Was kann anerkannt oder gelobt werden? Im Blickpunkt stehen die persönlichen Merkmale des/-r Mitarbeiters/-in, mit denen sie besondere Leistungen erbringt: Zuverlässigkeit, Belastbarkeit, Verantwortungsbereitschaft, perfekter Umgang mit Geräten und eine hervorragende Fachkompetenz verdienen auf jeden Fall eine positive Rückmeldung, vor allem bei jüngeren Mitarbeitern/-innen. Anerkennung muss allerdings auch verdient sein. Jede/r will genau wissen, warum er/sie gelobt wird. Wer ohne Grund gelobt wird, fühlt sich schnell manipuliert. Wenn Überstunden nötig sind, ist ein vorangestelltes Lob an alle nicht ernst gemeint, sondern nur Stimmungsmache für die bevorstehenden Überstunden.
Kriterien: Was kann man als Arzt/Ärztin anerkennen?
1. Fachkenntnisse
2. Fertigkeiten
3. Auffassungsgabe
4. Selbstständigkeit
5. Arbeitstempo
6. Pünktlichkeit
7. Belastbarkeit
8. Umgang mit Patienten/-innen
9. Verantwortungsbereitschaft
10. Flexibilität
11. Zuverlässigkeit
12. Termingerechtes Arbeiten
13. Kooperation mit anderen
14. Sorgfalt
Signale der Wertschätzung
Zusätzlich zu Lob und Anerkennung kann man sich auch wertschätzend verhalten: gemeinsam verbrachte Pausen, in denen man nicht über die Arbeit, sondern über Privates spricht. Der gemeinsame Grillabend oder die Einladung in ein Restaurant wird vom Personal positiv gesehen und motiviert das Team.
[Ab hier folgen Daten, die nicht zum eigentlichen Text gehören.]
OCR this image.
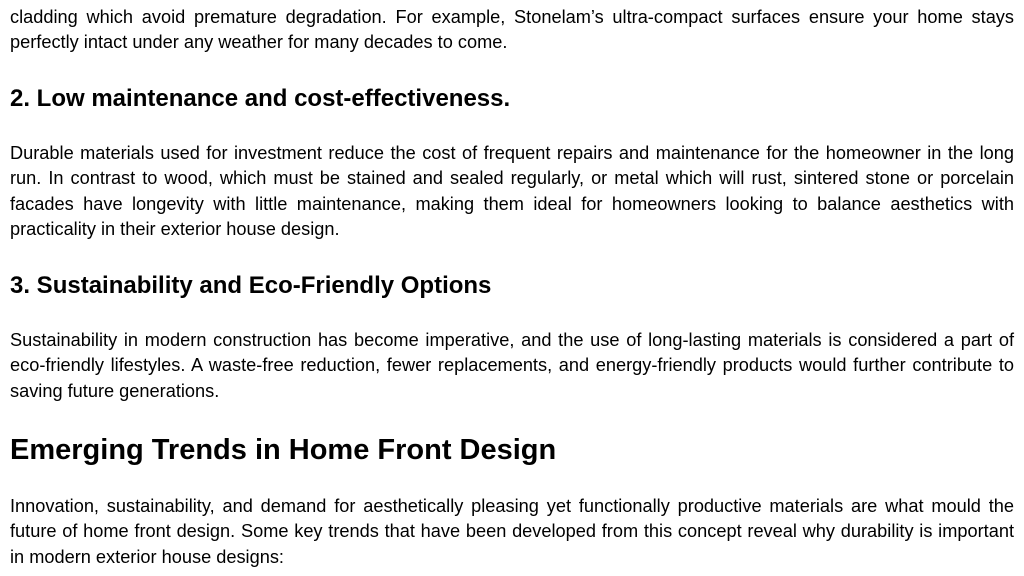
cladding which avoid premature degradation. For example, Stonelam’s ultra-compact surfaces ensure your home stays perfectly intact under any weather for many decades to come.

2. Low maintenance and cost-effectiveness.

Durable materials used for investment reduce the cost of frequent repairs and maintenance for the homeowner in the long run. In contrast to wood, which must be stained and sealed regularly, or metal which will rust, sintered stone or porcelain facades have longevity with little maintenance, making them ideal for homeowners looking to balance aesthetics with practicality in their exterior house design.

3. Sustainability and Eco-Friendly Options

Sustainability in modern construction has become imperative, and the use of long-lasting materials is considered a part of eco-friendly lifestyles. A waste-free reduction, fewer replacements, and energy-friendly products would further contribute to saving future generations.

Emerging Trends in Home Front Design

Innovation, sustainability, and demand for aesthetically pleasing yet functionally productive materials are what mould the future of home front design. Some key trends that have been developed from this concept reveal why durability is important in modern exterior house designs:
Auch die Geburtstagsgratulation zählt zur Wertschätzung, wobei es auf die Worte ankommt, denn ein einfaches „Herzlichen Glückwunsch“ ist sicher steigerungsfähig.
Kommt die Wertschätzung von innen heraus, ist es nicht nötig, ein paar Sätze vorzubereiten. Wem aber der eigene Geburtstag nicht sehr wichtig ist, der wird auch Geburtstage des Personals nicht oder oberflächlich wahrnehmen. Auch die Erkrankung des/-r Ehepartners/-in oder der Kinder und die Frage nach dem Wohlbefinden sind unabhängig von guter Leistung ein Signal der Wertschätzung und verbessern die persönlichen Kontakte.